The incident on lap two yesterday left Hamilton with a puncture and ultimately led to the Briton's retirement from the race, while Rosberg went on to finish second and extend his lead to 29 points.
Hamilton told reporters that the German, whose car's front wing clipped Hamilton's rear tyre in a failed attempt to overtake, had done it on purpose. "We just had a meeting about it and he basically said he did it on purpose. He said he did it on purpose," repeated the Briton. "He said he could have avoided it. He said 'I did it to prove a point'."
"You don't have to just rely on me, go and ask [Mercedes team managers] Toto [Wolff] and Paddy [Lowe]who are not happy with him as well," Hamilton added. "I was gobsmacked when I was listening to the meeting. You need to ask him what point he was trying to make."
Rosberg, whose relationship with Hamilton has deteriorated this season as their boyhood friendship fragments, told reporters that the collision was a racing incident.
"We had a discussion, as is important after such circumstances, because obviously what happened cost the team a lot of points. That is the main focus and the biggest issue with such a happening as today," said the Mercedes driver, who stepped on to the podium to boos and whistles from the crowd. "I'm not going to go into any details, that wouldn't be the right thing to do. We need to review and discuss how we move forward."
Wolff later attempted to clarify what had happened in the meeting.
He said: "Nico felt he needed to hold his line. He needed to make a point. He [Rosberg] didn't give in. He thought it was for Lewis to leave him space, and that Lewis didn't leave him space. So they agreed to disagree in a very heated discussion among ourselves, but it wasn't deliberately crashing.
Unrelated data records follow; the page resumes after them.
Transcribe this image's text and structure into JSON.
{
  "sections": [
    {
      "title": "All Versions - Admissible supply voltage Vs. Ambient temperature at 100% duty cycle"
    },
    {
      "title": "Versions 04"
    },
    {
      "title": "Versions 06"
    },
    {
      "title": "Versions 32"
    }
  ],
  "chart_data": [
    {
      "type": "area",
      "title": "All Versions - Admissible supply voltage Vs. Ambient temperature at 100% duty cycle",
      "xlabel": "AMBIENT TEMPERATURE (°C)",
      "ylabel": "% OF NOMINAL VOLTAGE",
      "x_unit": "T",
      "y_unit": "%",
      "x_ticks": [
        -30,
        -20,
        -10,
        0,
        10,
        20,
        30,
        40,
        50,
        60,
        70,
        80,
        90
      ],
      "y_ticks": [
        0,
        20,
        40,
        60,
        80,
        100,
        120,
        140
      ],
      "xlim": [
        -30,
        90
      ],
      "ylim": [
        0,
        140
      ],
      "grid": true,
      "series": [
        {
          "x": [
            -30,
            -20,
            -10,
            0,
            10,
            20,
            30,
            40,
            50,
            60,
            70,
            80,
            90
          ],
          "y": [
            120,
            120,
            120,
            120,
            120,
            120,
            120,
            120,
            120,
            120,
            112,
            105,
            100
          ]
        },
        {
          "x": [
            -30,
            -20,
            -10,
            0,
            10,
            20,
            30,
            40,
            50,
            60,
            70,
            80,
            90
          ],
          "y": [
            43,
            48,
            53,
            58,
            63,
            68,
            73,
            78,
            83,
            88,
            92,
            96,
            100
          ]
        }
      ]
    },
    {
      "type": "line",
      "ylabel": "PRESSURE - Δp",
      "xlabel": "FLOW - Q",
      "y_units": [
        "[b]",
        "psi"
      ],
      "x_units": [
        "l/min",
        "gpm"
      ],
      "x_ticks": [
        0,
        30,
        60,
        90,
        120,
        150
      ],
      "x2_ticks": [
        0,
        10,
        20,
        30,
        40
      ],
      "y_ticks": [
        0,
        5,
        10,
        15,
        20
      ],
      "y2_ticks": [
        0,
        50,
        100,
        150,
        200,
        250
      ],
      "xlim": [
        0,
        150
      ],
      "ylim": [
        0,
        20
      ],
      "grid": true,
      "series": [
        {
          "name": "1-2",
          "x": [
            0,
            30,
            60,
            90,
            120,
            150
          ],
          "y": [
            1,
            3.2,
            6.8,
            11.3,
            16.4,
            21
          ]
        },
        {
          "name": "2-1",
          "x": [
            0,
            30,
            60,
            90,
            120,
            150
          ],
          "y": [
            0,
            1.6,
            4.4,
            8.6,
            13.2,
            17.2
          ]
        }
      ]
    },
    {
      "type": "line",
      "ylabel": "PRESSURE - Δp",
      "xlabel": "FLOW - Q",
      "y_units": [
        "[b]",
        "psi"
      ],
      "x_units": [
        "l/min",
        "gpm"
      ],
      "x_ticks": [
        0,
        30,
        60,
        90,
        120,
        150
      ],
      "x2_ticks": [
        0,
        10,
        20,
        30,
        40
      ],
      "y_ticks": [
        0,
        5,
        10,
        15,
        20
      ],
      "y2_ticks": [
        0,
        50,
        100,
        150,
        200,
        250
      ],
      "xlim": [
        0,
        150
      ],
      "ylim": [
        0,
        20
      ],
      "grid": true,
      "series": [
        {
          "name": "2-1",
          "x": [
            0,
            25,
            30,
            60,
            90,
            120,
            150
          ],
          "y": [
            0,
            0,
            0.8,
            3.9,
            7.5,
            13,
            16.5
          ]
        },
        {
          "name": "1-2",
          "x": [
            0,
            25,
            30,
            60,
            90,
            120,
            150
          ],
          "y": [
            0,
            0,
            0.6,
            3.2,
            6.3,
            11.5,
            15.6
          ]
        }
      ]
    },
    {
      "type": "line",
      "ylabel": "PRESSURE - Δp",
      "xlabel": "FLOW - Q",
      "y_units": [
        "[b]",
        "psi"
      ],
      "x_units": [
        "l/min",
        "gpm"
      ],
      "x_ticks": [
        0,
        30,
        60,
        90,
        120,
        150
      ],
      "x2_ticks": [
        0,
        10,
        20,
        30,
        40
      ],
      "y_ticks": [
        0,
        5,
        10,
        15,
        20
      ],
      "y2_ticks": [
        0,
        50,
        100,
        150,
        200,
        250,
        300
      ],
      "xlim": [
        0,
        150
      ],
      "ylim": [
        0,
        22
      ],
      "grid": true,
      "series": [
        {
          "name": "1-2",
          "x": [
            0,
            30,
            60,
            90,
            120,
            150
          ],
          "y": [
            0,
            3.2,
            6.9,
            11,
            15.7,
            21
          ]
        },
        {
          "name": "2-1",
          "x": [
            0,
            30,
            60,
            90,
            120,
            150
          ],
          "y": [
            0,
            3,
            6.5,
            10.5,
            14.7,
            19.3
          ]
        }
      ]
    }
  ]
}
That is nonsense."
Wolff had, however, in the immediate aftermath of the race - which was won by Red Bull's Daniel Ricciardo - said: "You don't try to overtake with the knife between your teeth in lap No.2 and damage both cars," adding that the incident was "absolutely unacceptable".
Retired triple champion and Mercedes non-executive chairman Niki Lauda, speaking before the meeting with drivers, said Rosberg was at fault since Hamilton was in front. "We lost the whole race, we could have been first and second … he provoked it, no question," he said.
"Accidents can happen, and I have foreseen them anyway if two guys are fighting freely all the way to the end, and it is accepted - but not on the second lap."